The established and traditional centres - mainly run by local authorities, Outward Bound and charities - are under considerable pressure and some, such as Howtown are closing, because they are too expensive. Why? Because they employ properly qualified staff, with full national governing body awards, who need to be paid decent salaries.

We are being continually undercut financially by other centres which employ unqualified, inexperienced, non-teachers, and pay them peanuts.

Please support a national compulsory accreditation system for every centre and provider of outdoor activities in Britain.

Such a system must be compulsory, otherwise the “cowboys” will ignore it. It must be based on national governing body coaching schemes and qualifications. These are good, long-standing, proven schemes which could be applied nationally tomorrow.

The system should be administered by the Health and Safety Executive the only body with the “teeth” to make it work.

Accreditation needs the support of the insurance industry. My communication with the Loss Prevention Council, the insurance industries’ body, make me realise that they may easily have the biggest influence in the shortest time. No qualifications? No insurance.

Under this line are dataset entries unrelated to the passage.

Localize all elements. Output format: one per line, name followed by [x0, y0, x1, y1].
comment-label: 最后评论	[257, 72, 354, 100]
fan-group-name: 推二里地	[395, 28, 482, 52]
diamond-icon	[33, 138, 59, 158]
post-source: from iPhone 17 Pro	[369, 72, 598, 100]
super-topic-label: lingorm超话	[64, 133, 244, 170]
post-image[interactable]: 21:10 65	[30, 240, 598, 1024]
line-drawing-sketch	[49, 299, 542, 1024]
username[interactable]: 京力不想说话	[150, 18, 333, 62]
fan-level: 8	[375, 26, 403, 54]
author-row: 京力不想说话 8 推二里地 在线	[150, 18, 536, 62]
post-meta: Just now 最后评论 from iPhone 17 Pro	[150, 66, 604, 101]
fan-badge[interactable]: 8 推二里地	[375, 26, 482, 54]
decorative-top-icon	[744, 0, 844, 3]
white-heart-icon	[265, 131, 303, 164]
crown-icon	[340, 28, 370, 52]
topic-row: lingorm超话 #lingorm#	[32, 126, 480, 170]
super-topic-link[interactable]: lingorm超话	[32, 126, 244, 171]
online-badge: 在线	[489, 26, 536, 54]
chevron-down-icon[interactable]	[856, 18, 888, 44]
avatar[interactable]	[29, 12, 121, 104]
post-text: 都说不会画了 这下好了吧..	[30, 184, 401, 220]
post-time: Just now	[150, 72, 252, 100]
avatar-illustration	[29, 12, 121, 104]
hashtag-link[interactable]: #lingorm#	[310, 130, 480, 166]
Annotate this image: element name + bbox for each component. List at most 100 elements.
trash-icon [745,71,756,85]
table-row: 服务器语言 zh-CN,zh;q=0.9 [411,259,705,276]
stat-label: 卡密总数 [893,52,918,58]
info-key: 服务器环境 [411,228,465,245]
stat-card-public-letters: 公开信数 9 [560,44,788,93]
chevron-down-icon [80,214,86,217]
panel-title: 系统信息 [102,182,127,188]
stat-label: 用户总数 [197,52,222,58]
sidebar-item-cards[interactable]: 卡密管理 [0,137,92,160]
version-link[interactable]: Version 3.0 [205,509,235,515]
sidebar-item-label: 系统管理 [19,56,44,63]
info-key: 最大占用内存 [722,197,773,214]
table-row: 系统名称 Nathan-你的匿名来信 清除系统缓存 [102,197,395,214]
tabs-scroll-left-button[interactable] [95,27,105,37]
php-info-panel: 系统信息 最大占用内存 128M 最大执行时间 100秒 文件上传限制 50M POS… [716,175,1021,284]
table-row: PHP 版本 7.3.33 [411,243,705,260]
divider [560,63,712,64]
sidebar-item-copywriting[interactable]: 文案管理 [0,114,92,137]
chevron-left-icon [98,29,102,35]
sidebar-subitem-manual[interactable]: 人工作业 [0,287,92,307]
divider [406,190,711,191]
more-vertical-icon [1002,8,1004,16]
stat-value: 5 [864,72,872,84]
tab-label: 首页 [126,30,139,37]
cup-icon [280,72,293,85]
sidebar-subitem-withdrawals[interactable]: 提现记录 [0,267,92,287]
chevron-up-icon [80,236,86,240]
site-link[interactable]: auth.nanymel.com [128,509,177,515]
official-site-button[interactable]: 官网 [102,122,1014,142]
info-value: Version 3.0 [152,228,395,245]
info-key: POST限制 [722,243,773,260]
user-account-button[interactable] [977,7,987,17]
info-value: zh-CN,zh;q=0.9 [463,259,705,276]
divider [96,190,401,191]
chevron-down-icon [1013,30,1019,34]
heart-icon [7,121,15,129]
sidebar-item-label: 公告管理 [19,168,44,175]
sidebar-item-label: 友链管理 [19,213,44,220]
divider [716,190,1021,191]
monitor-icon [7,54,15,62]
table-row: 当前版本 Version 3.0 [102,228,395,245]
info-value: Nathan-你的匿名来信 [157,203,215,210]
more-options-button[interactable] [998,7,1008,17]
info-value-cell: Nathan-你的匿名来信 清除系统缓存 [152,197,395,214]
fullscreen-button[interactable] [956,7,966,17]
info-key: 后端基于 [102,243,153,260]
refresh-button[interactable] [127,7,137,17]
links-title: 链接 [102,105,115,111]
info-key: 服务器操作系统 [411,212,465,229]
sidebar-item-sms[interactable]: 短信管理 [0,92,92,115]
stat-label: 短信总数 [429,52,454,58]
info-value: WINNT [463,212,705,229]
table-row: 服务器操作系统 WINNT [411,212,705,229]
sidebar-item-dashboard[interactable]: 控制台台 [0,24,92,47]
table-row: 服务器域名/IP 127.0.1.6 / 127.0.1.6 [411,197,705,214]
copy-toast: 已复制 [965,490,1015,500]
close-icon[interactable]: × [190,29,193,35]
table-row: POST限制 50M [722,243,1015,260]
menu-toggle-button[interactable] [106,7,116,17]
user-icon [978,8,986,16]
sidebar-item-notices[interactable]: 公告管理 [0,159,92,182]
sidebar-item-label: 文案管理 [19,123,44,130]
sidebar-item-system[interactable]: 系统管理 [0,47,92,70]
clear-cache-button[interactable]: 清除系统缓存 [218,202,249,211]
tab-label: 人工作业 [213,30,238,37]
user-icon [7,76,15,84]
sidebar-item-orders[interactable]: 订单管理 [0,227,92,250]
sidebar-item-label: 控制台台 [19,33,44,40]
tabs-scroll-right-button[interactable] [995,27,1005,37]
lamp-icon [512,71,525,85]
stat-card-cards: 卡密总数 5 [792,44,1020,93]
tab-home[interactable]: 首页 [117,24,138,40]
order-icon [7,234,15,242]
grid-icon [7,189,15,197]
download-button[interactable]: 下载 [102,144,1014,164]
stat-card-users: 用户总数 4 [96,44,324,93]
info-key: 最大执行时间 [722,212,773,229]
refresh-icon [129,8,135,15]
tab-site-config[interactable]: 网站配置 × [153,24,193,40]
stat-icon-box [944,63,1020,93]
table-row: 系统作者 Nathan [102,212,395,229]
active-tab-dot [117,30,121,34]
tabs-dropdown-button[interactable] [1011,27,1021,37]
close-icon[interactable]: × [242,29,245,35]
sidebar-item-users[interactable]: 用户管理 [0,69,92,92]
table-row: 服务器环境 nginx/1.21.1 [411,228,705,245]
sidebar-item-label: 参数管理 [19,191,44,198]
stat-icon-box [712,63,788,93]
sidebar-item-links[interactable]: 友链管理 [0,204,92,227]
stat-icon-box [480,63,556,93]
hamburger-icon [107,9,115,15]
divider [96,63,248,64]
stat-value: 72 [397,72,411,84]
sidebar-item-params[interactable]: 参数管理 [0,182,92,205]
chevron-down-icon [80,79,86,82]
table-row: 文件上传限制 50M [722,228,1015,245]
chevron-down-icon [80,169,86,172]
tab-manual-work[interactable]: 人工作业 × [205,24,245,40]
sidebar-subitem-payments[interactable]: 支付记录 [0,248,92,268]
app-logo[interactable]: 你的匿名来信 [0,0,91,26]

My message to schools, teachers, governors, parents and to the established part of the outdoor industry, is: please don’t accept the “pap” put forward by the Department for Education or the ACAC.

We should have had a mandatory scheme for outdoor safety after the children died in the Cairngorms in 1970. Please do not pass up this opportunity to achieve a compulsory national accreditation scheme now.

Otherwise, we may be looking back in a few more years, following another outdoor activities disaster, regretting we did not insist on a mandatory scheme in 1994.

STEVE D MITCHELL Headteacher Howtown outdoor education centre Penrith Cumbria.